BABAD.ID | Stori Loka Jawa - Kisah tentang perebutan kekuasaan di Jawa era Kartasura selalu menyajikan drama politik yang brutal dan ekspansi wilayah yang berdarah. Di tengah gejolak pemberontakan yang dipimpin oleh faksi Pangeran Purbaya dan Sultan Balitar, muncul figur-figur kunci seperti Dipati Natapura, Demang Kartayuda, dan Panembahan Herucakra yang berusaha mengukir kedaulatan di wilayah timur, termasuk Magetan, Madiun, dan Panaraga. Ekspansi ini tidak hanya memperluas peta konflik tetapi juga menunjukkan ketangguhan pasukan pemberontak yang dipersenjatai dengan semangat perlawanan.

Perluasan ini terjadi sebagai balasan atas kekalahan beruntun yang diderita oleh pihak Kartasura. Bahkan, salah satu kekalahan awal yang signifikan dicatat ketika pasukan Kartasura yang dipimpin Ki Natayuda harus mundur setelah menderita luka pada paha kirinya saat bertempur di Keduwang. Pangeran Amangkurat Mas (dikenal sebagai Sunan Kendhang) juga sempat mengungsi ke Keduwang bersama bala tentaranya.

Penyerbuan Kartayuda ke Mancanegara (Magetan, Panaraga, Kediri)

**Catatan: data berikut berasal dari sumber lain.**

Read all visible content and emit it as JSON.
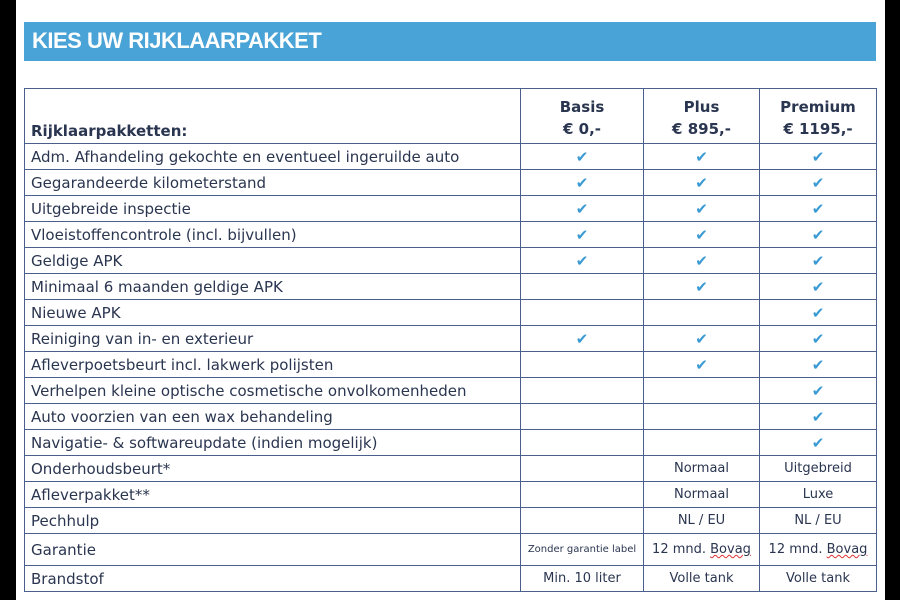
{
  "title": "KIES UW RIJKLAARPAKKET",
  "accent_color": "#4aa3d6",
  "check_color": "#3a9ad4",
  "header": {
    "label": "Rijklaarpakketten:",
    "columns": [
      {
        "name": "Basis",
        "price": "€ 0,-"
      },
      {
        "name": "Plus",
        "price": "€ 895,-"
      },
      {
        "name": "Premium",
        "price": "€ 1195,-"
      }
    ]
  },
  "check_icon": "✔",
  "rows": [
    {
      "label": "Adm. Afhandeling gekochte en eventueel ingeruilde auto",
      "basis": true,
      "plus": true,
      "premium": true
    },
    {
      "label": "Gegarandeerde kilometerstand",
      "basis": true,
      "plus": true,
      "premium": true
    },
    {
      "label": "Uitgebreide inspectie",
      "basis": true,
      "plus": true,
      "premium": true
    },
    {
      "label": "Vloeistoffencontrole (incl. bijvullen)",
      "basis": true,
      "plus": true,
      "premium": true
    },
    {
      "label": "Geldige APK",
      "basis": true,
      "plus": true,
      "premium": true
    },
    {
      "label": "Minimaal 6 maanden geldige APK",
      "basis": false,
      "plus": true,
      "premium": true
    },
    {
      "label": "Nieuwe APK",
      "basis": false,
      "plus": false,
      "premium": true
    },
    {
      "label": "Reiniging van in- en exterieur",
      "basis": true,
      "plus": true,
      "premium": true
    },
    {
      "label": "Afleverpoetsbeurt incl. lakwerk polijsten",
      "basis": false,
      "plus": true,
      "premium": true
    },
    {
      "label": "Verhelpen kleine optische cosmetische onvolkomenheden",
      "basis": false,
      "plus": false,
      "premium": true
    },
    {
      "label": "Auto voorzien van een wax behandeling",
      "basis": false,
      "plus": false,
      "premium": true
    },
    {
      "label": "Navigatie- & softwareupdate (indien mogelijk)",
      "basis": false,
      "plus": false,
      "premium": true
    },
    {
      "label": "Onderhoudsbeurt*",
      "basis": "",
      "plus": "Normaal",
      "premium": "Uitgebreid"
    },
    {
      "label": "Afleverpakket**",
      "basis": "",
      "plus": "Normaal",
      "premium": "Luxe"
    },
    {
      "label": "Pechhulp",
      "basis": "",
      "plus": "NL / EU",
      "premium": "NL / EU"
    },
    {
      "label": "Garantie",
      "basis": "Zonder garantie label",
      "plus": "12 mnd. Bovag",
      "premium": "12 mnd. Bovag"
    },
    {
      "label": "Brandstof",
      "basis": "Min. 10 liter",
      "plus": "Volle tank",
      "premium": "Volle tank"
    }
  ]
}
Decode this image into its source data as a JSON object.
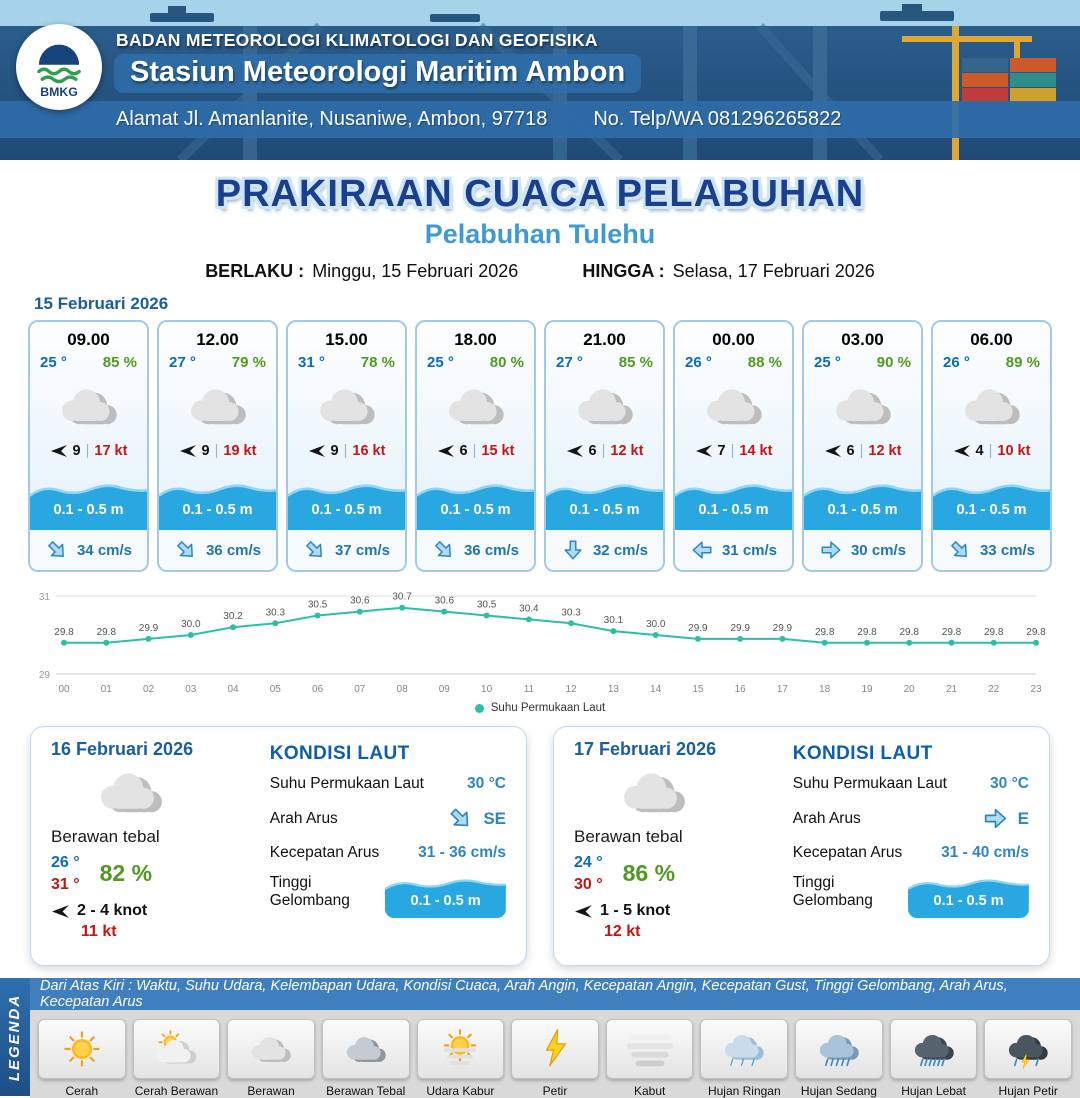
{
  "header": {
    "logo_label": "BMKG",
    "org": "BADAN METEOROLOGI KLIMATOLOGI DAN GEOFISIKA",
    "station": "Stasiun Meteorologi Maritim Ambon",
    "address": "Alamat Jl. Amanlanite, Nusaniwe, Ambon, 97718",
    "phone": "No. Telp/WA  081296265822"
  },
  "title": {
    "main": "PRAKIRAAN CUACA PELABUHAN",
    "sub": "Pelabuhan Tulehu",
    "berlaku_label": "BERLAKU :",
    "berlaku_value": "Minggu, 15 Februari 2026",
    "hingga_label": "HINGGA :",
    "hingga_value": "Selasa, 17 Februari 2026"
  },
  "forecast_date": "15 Februari 2026",
  "forecast_cards": [
    {
      "time": "09.00",
      "temp": "25 °",
      "humidity": "85 %",
      "weather_icon": "cloud",
      "wind_speed": "9",
      "gust": "17 kt",
      "wave_height": "0.1 - 0.5 m",
      "current_speed": "34 cm/s",
      "current_dir": "SE"
    },
    {
      "time": "12.00",
      "temp": "27 °",
      "humidity": "79 %",
      "weather_icon": "cloud",
      "wind_speed": "9",
      "gust": "19 kt",
      "wave_height": "0.1 - 0.5 m",
      "current_speed": "36 cm/s",
      "current_dir": "SE"
    },
    {
      "time": "15.00",
      "temp": "31 °",
      "humidity": "78 %",
      "weather_icon": "cloud",
      "wind_speed": "9",
      "gust": "16 kt",
      "wave_height": "0.1 - 0.5 m",
      "current_speed": "37 cm/s",
      "current_dir": "SE"
    },
    {
      "time": "18.00",
      "temp": "25 °",
      "humidity": "80 %",
      "weather_icon": "cloud",
      "wind_speed": "6",
      "gust": "15 kt",
      "wave_height": "0.1 - 0.5 m",
      "current_speed": "36 cm/s",
      "current_dir": "SE"
    },
    {
      "time": "21.00",
      "temp": "27 °",
      "humidity": "85 %",
      "weather_icon": "cloud",
      "wind_speed": "6",
      "gust": "12 kt",
      "wave_height": "0.1 - 0.5 m",
      "current_speed": "32 cm/s",
      "current_dir": "S"
    },
    {
      "time": "00.00",
      "temp": "26 °",
      "humidity": "88 %",
      "weather_icon": "cloud",
      "wind_speed": "7",
      "gust": "14 kt",
      "wave_height": "0.1 - 0.5 m",
      "current_speed": "31 cm/s",
      "current_dir": "W"
    },
    {
      "time": "03.00",
      "temp": "25 °",
      "humidity": "90 %",
      "weather_icon": "cloud",
      "wind_speed": "6",
      "gust": "12 kt",
      "wave_height": "0.1 - 0.5 m",
      "current_speed": "30 cm/s",
      "current_dir": "E"
    },
    {
      "time": "06.00",
      "temp": "26 °",
      "humidity": "89 %",
      "weather_icon": "cloud",
      "wind_speed": "4",
      "gust": "10 kt",
      "wave_height": "0.1 - 0.5 m",
      "current_speed": "33 cm/s",
      "current_dir": "SE"
    }
  ],
  "chart_data": {
    "type": "line",
    "series_name": "Suhu Permukaan Laut",
    "x": [
      "00",
      "01",
      "02",
      "03",
      "04",
      "05",
      "06",
      "07",
      "08",
      "09",
      "10",
      "11",
      "12",
      "13",
      "14",
      "15",
      "16",
      "17",
      "18",
      "19",
      "20",
      "21",
      "22",
      "23"
    ],
    "values": [
      29.8,
      29.8,
      29.9,
      30.0,
      30.2,
      30.3,
      30.5,
      30.6,
      30.7,
      30.6,
      30.5,
      30.4,
      30.3,
      30.1,
      30.0,
      29.9,
      29.9,
      29.9,
      29.8,
      29.8,
      29.8,
      29.8,
      29.8,
      29.8
    ],
    "ylim": [
      29,
      31
    ],
    "line_color": "#2dbfa6",
    "legend_position": "bottom",
    "grid": true
  },
  "daily_labels": {
    "sea_title": "KONDISI LAUT",
    "sst_label": "Suhu Permukaan Laut",
    "current_dir_label": "Arah Arus",
    "current_speed_label": "Kecepatan Arus",
    "wave_label": "Tinggi Gelombang"
  },
  "daily_cards": [
    {
      "date": "16 Februari 2026",
      "condition": "Berawan tebal",
      "weather_icon": "cloud",
      "temp_min": "26 °",
      "temp_max": "31 °",
      "humidity": "82 %",
      "wind": "2 - 4 knot",
      "gust": "11 kt",
      "sst_value": "30 °C",
      "current_dir": "SE",
      "current_speed": "31 - 36 cm/s",
      "wave_height": "0.1 - 0.5 m"
    },
    {
      "date": "17 Februari 2026",
      "condition": "Berawan tebal",
      "weather_icon": "cloud",
      "temp_min": "24 °",
      "temp_max": "30 °",
      "humidity": "86 %",
      "wind": "1 - 5 knot",
      "gust": "12 kt",
      "sst_value": "30 °C",
      "current_dir": "E",
      "current_speed": "31 - 40 cm/s",
      "wave_height": "0.1 - 0.5 m"
    }
  ],
  "legend": {
    "vertical_label": "LEGENDA",
    "note": "Dari Atas Kiri : Waktu, Suhu Udara, Kelembapan Udara, Kondisi Cuaca, Arah Angin, Kecepatan Angin, Kecepatan Gust, Tinggi Gelombang, Arah Arus, Kecepatan Arus",
    "items": [
      {
        "label": "Cerah",
        "icon": "sun"
      },
      {
        "label": "Cerah Berawan",
        "icon": "sun-cloud"
      },
      {
        "label": "Berawan",
        "icon": "cloud"
      },
      {
        "label": "Berawan Tebal",
        "icon": "cloud-thick"
      },
      {
        "label": "Udara Kabur",
        "icon": "haze"
      },
      {
        "label": "Petir",
        "icon": "bolt"
      },
      {
        "label": "Kabut",
        "icon": "fog"
      },
      {
        "label": "Hujan Ringan",
        "icon": "rain-light"
      },
      {
        "label": "Hujan Sedang",
        "icon": "rain-mid"
      },
      {
        "label": "Hujan Lebat",
        "icon": "rain-heavy"
      },
      {
        "label": "Hujan Petir",
        "icon": "storm"
      }
    ]
  },
  "colors": {
    "header_blue": "#24527e",
    "bar_blue": "#2f6da8",
    "title_blue": "#1a3f8f",
    "subtitle_blue": "#3d9ad3",
    "temp_blue": "#0a6bc2",
    "humidity_green": "#4e9b1f",
    "gust_red": "#c81414",
    "wave_blue": "#29a7e1",
    "current_blue": "#2e86c1",
    "chart_teal": "#2dbfa6"
  }
}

Pada masa genting tersebut, front timur dikuasai oleh faksi Surengkewuh (Surabaya), yang dimotori oleh Adipati Jayapuspita dan adiknya, Panji Kartayuda. Panji Kartayuda, bersama pasukannya, menerima perintah untuk menyerang mancanegara Kartasura.

Pasukan Surengkewuh kemudian bergerak cepat menuju wilayah timur, sebuah strategi yang bertujuan melemahkan fondasi ekonomi dan militer Kartasura. Serangan gencar Kartayuda mencakup Wirasaba. Bupati Wirasaba yang kalut segera mengungsi dan berkumpul ke negeri Kediri (Daha). Namun, Kediri pun tidak luput dari incaran. Pasukan Panji Kartayuda berhasil mengalahkan prajurit Kediri yang dikenal gigih. Kediri akhirnya jatuh ke tangan Kartayuda.

Adik Kartayuda, Dipati Natapura, turut berperan sentral. Natapura, yang digambarkan sebagai sosok yang "senang berolok-olok (gecul), orangnya lucu sejak kecil", diperintahkan untuk memimpin 700 prajurit pilihan dari Japan untuk menyerang Kartasura. Pasukannya bergerak ke selatan, melewati Picis, dan mendirikan perkemahan di desa Ngaren. Mereka menyerbu daerah-daerah di bang-wetan (pinggiran timur) Kartasura. Natapura memimpin pasukannya dengan semangat balas dendam atas kematian adiknya, Sasranagara.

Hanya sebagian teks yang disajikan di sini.